Shay erinnert sich: «Ich habe nicht mehr dieses Loch
in mir, das sich nach Aufmerksamkeit und Liebe von der Welt sehnt, ich bekomme
sie nur noch von Gott. Ich weiss, woher meine Freude kommt. Ich weiss, woher
meine Identität kommt und ich weiss, wer ich bin.» Nach nur zwei Jahren Haft wurde Shay entlassen. Sie
erhielt das volle Sorgerecht für ihren Sohn zurück.

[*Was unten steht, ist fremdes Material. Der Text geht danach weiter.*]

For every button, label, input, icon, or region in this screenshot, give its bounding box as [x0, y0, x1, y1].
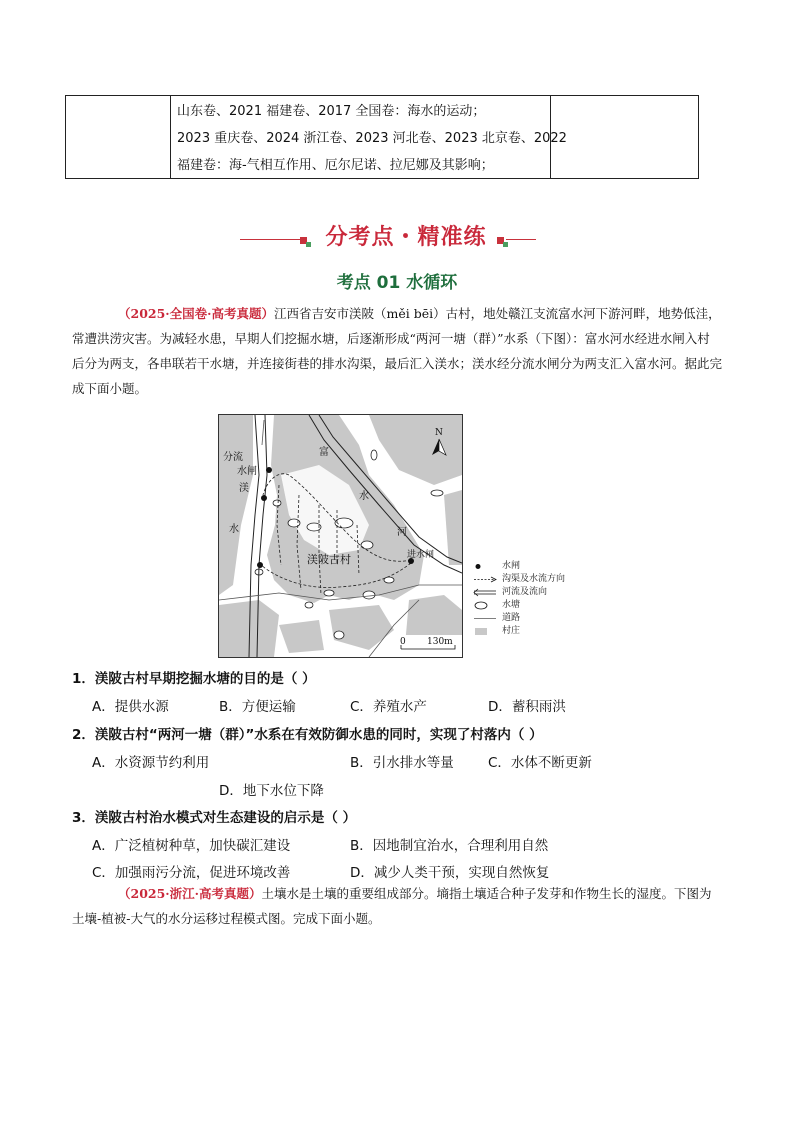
- legend-label: 水闸: [502, 561, 521, 571]
- decor-line: [506, 239, 536, 240]
- decor-square: [306, 242, 311, 247]
- label-fenliu: 分流: [223, 452, 243, 463]
- passage-1: [72, 301, 722, 401]
- passage-source: （2025·全国卷·高考真题）: [118, 306, 274, 321]
- q2-option-d[interactable]: D．地下水位下降: [219, 783, 324, 799]
- village-area: [279, 620, 324, 653]
- label-mei: 渼: [239, 483, 249, 494]
- scale-bar: [397, 635, 462, 657]
- map-legend: [468, 560, 588, 638]
- question-1-stem: 1．渼陂古村早期挖掘水塘的目的是（ ）: [72, 671, 316, 687]
- ditch-arrow-icon: [472, 575, 498, 584]
- label-village: 渼陂古村: [307, 553, 351, 566]
- pond: [363, 591, 375, 599]
- q1-option-c[interactable]: C．养殖水产: [350, 699, 427, 715]
- road-icon: [472, 614, 498, 623]
- road: [262, 420, 264, 445]
- pond: [273, 500, 281, 506]
- legend-label: 沟渠及水流方向: [502, 574, 566, 584]
- label-jinshuizha: 进水闸: [407, 550, 435, 560]
- label-shui-left: 水: [229, 524, 239, 535]
- q3-option-d[interactable]: D．减少人类干预，实现自然恢复: [350, 865, 550, 881]
- q3-option-a[interactable]: A．广泛植树种草，加快碳汇建设: [92, 838, 291, 854]
- decor-line: [240, 239, 302, 240]
- legend-label: 水塘: [502, 600, 521, 610]
- table-cell-exams: [177, 98, 567, 179]
- scale-length: 130m: [427, 637, 453, 647]
- gate: [261, 495, 267, 501]
- q1-option-a[interactable]: A．提供水源: [92, 699, 169, 715]
- topic-title: 考点 01 水循环: [336, 273, 458, 293]
- decor-square: [503, 242, 508, 247]
- pond: [334, 631, 344, 639]
- q2-option-b[interactable]: B．引水排水等量: [350, 755, 454, 771]
- legend-item-pond: [468, 599, 588, 612]
- gate: [266, 467, 272, 473]
- village-water-map: [218, 414, 463, 658]
- pond-icon: [472, 601, 498, 610]
- legend-item-river: [468, 586, 588, 599]
- passage-source: （2025·浙江·高考真题）: [118, 886, 262, 901]
- village-area: [444, 490, 462, 565]
- q1-option-d[interactable]: D．蓄积雨洪: [488, 699, 566, 715]
- legend-item-village: [468, 625, 588, 638]
- q1-option-b[interactable]: B．方便运输: [219, 699, 296, 715]
- pond: [384, 577, 394, 583]
- table-line: 福建卷：海-气相互作用、厄尔尼诺、拉尼娜及其影响；: [177, 158, 494, 173]
- passage-text: 土壤水是土壤的重要组成部分。墒指土壤适合种子发芽和作物生长的湿度。下图为土壤-植被-大气的水分运移过程模式图。完成下面小题。: [72, 886, 712, 926]
- village-area: [219, 415, 253, 595]
- legend-label: 河流及流向: [502, 587, 548, 597]
- gate-icon: [472, 562, 498, 571]
- question-2-stem: 2．渼陂古村“两河一塘（群）”水系在有效防御水患的同时，实现了村落内（ ）: [72, 727, 543, 743]
- village-area: [369, 415, 462, 485]
- river-arrow-icon: [472, 588, 498, 597]
- question-3-stem: 3．渼陂古村治水模式对生态建设的启示是（ ）: [72, 810, 357, 826]
- map-figure: [219, 415, 462, 657]
- north-label: N: [435, 428, 443, 438]
- q3-option-b[interactable]: B．因地制宜治水，合理利用自然: [350, 838, 549, 854]
- legend-item-gate: [468, 560, 588, 573]
- table-line: 2023 重庆卷、2024 浙江卷、2023 河北卷、2023 北京卷、2022: [177, 131, 567, 146]
- label-fu: 富: [319, 447, 329, 458]
- pond: [371, 450, 377, 460]
- passage-text: 江西省吉安市渼陂（měi bēi）古村，地处赣江支流富水河下游河畔，地势低洼，常遭洪涝灾害。为减轻水患，早期人们挖掘水塘，后逐渐形成“两河一塘（群）”水系（下图）：富水河水经进水闸入村后分为两支，各串联若干水塘，并连接街巷的排水沟渠，最后汇入渼水；渼水经分流水闸分为两支汇入富水河。据此完成下面小题。: [72, 306, 723, 396]
- gate: [257, 562, 263, 568]
- label-he: 河: [397, 527, 407, 538]
- section-header: [0, 218, 794, 258]
- q2-option-a[interactable]: A．水资源节约利用: [92, 755, 210, 771]
- legend-item-road: [468, 612, 588, 625]
- scale-zero: 0: [400, 637, 406, 647]
- legend-label: 道路: [502, 613, 521, 623]
- q3-option-c[interactable]: C．加强雨污分流，促进环境改善: [92, 865, 291, 881]
- table-divider: [170, 96, 171, 178]
- q2-option-c[interactable]: C．水体不断更新: [488, 755, 592, 771]
- table-line: 山东卷、2021 福建卷、2017 全国卷：海水的运动；: [177, 104, 486, 119]
- passage-2: [72, 881, 722, 931]
- pond: [361, 541, 373, 549]
- label-shui-right: 水: [359, 491, 369, 502]
- pond: [431, 490, 443, 496]
- pond: [305, 602, 313, 608]
- label-shuizha: 水闸: [237, 466, 257, 477]
- legend-item-ditch: [468, 573, 588, 586]
- syllabus-table: [65, 95, 699, 179]
- village-swatch-icon: [472, 627, 498, 636]
- pond: [324, 590, 334, 596]
- legend-label: 村庄: [502, 626, 521, 636]
- section-title: 分考点・精准练: [325, 225, 487, 250]
- village-area: [329, 605, 394, 650]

Ein Gott der zweiten Chancen
Heute ist sie mit Rich verheiratet. Gemeinsam leiten
sie ein Zentrum namens «Peer Solutions», durch welches sie Menschen helfen, die
mit Suchtproblemen zu kämpfen haben.
Shay dient auch mehr
als einer halben Million Menschen durch ihre Facebook-Show «From prison to
purpose». Sie lässt alle wissen, dass Gott ein Gott der zweiten Chancen ist. «Alles,
was ich durchgemacht habe, dient seiner Ehre. Es gibt Hoffnung und Menschen
werden gesund, Menschen ändern ihr Leben. Gott kann auch dich segnen.»